Wednesday, August 8, 2012

The Eighth Black Book of Horror



The Eighth Black Book of Horror
Selected by Charles Black

Mortbury Press, 2011

I highly praised the two previous "Black Books" and even became a fan of the series. Charles Black who compiled and edited these books was doing a great job, managing to select for the series from this small press high-quality stories, written by the famous writers and by very little known outside the genre and the UK. Top short stories from previous books were, first of all, well-told stories, but at the same time, they still scared readers (although the horror genre is such a thing that you never know what can really scare, because one is scared of one thing and the other by another thing).

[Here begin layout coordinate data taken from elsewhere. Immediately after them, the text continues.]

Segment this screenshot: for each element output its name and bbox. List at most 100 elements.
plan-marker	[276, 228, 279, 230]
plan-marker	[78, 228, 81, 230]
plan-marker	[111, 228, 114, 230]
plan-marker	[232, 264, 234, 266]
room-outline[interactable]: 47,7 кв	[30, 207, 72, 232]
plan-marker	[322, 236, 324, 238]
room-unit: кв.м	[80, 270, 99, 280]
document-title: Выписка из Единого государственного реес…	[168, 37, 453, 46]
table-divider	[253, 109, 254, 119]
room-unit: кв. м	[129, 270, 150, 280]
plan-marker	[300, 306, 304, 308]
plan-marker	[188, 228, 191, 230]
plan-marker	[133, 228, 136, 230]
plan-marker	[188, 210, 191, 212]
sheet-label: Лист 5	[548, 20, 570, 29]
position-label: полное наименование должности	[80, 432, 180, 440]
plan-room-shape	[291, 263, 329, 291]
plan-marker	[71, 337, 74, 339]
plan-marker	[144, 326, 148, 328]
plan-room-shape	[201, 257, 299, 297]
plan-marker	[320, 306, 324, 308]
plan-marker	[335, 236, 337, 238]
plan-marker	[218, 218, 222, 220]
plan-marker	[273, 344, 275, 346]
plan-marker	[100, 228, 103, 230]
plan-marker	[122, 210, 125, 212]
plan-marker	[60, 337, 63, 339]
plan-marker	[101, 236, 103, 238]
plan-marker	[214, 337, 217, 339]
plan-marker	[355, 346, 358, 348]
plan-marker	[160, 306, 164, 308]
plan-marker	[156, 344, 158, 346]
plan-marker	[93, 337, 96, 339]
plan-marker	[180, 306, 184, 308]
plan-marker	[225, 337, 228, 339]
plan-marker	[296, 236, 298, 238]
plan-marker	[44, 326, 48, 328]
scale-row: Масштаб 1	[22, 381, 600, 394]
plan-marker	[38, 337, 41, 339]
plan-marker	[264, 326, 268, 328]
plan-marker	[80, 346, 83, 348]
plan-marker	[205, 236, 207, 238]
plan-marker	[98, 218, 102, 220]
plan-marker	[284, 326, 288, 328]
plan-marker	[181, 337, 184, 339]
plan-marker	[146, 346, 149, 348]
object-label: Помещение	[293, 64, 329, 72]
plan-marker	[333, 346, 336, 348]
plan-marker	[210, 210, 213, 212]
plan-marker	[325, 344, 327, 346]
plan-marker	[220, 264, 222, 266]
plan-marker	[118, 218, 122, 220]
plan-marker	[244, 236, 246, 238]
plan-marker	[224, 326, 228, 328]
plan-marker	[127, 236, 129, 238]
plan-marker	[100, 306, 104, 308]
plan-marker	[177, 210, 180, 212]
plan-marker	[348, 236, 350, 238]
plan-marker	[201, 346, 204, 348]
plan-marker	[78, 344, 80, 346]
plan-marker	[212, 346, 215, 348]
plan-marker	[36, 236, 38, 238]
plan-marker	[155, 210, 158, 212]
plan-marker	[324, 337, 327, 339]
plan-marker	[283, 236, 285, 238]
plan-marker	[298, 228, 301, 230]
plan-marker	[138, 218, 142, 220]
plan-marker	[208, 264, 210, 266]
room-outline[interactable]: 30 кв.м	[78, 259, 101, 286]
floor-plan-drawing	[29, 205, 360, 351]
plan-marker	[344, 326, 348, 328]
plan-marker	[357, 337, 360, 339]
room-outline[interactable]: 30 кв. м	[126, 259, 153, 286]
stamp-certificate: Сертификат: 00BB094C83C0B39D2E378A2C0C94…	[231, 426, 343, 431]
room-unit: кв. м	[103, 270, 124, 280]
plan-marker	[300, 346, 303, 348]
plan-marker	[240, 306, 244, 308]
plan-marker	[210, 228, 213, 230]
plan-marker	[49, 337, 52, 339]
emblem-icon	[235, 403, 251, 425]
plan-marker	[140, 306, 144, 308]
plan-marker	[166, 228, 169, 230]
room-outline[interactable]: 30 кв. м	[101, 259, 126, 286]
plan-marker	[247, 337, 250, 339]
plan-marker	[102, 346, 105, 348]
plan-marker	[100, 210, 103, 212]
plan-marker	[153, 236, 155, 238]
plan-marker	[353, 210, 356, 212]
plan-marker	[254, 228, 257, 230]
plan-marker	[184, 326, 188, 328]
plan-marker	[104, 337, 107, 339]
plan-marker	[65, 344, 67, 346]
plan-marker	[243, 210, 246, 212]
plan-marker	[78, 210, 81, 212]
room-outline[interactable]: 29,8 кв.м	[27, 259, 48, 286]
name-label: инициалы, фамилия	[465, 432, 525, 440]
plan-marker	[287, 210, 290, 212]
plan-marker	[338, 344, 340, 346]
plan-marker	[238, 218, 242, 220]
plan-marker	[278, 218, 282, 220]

No matter how good the two previous anthologies of the series were, we have to admit that this book, the eighth, bears no comparison with the previous ones. Moreover, “The Eighth Black Book” is a complete failure. Usually, if the anthology contains at least one outstanding story, the book can not be named a failure. In this anthology, there are no outstanding stories, and just a handful of good ones. A good part of the stories I could not even finish reading to the end, they were so formulaic and ineptly written.

The main problem of almost all the stories in this collection (and even the stories by professionals suffer from this problem) is a lack of a coherent story. As a rule, the author has an idea how to "scare" (in quotes because in 95% of cases it is not scary) the reader, but this simply is not enough. Before we get to the scary and shocking, according to the authors, end, we have to wade through a mountain of cliches, or through a sluggish backstory, or even through the stiffness and awkwardness of style.

The best (although they are still pretty average in quality) stories of the collection are «Home By the Sea» by Stephen Bacon, «The Other Tenant» by Mark Samuels and «How The Other Half Dies» by John Llewellyn Probert. They are all moderately scary, with the "shocking" endings, to the extent clichéd, but pleasurable.

Let's hope the next book in the series will be on the level with the sixth and seventh volumes, not this one.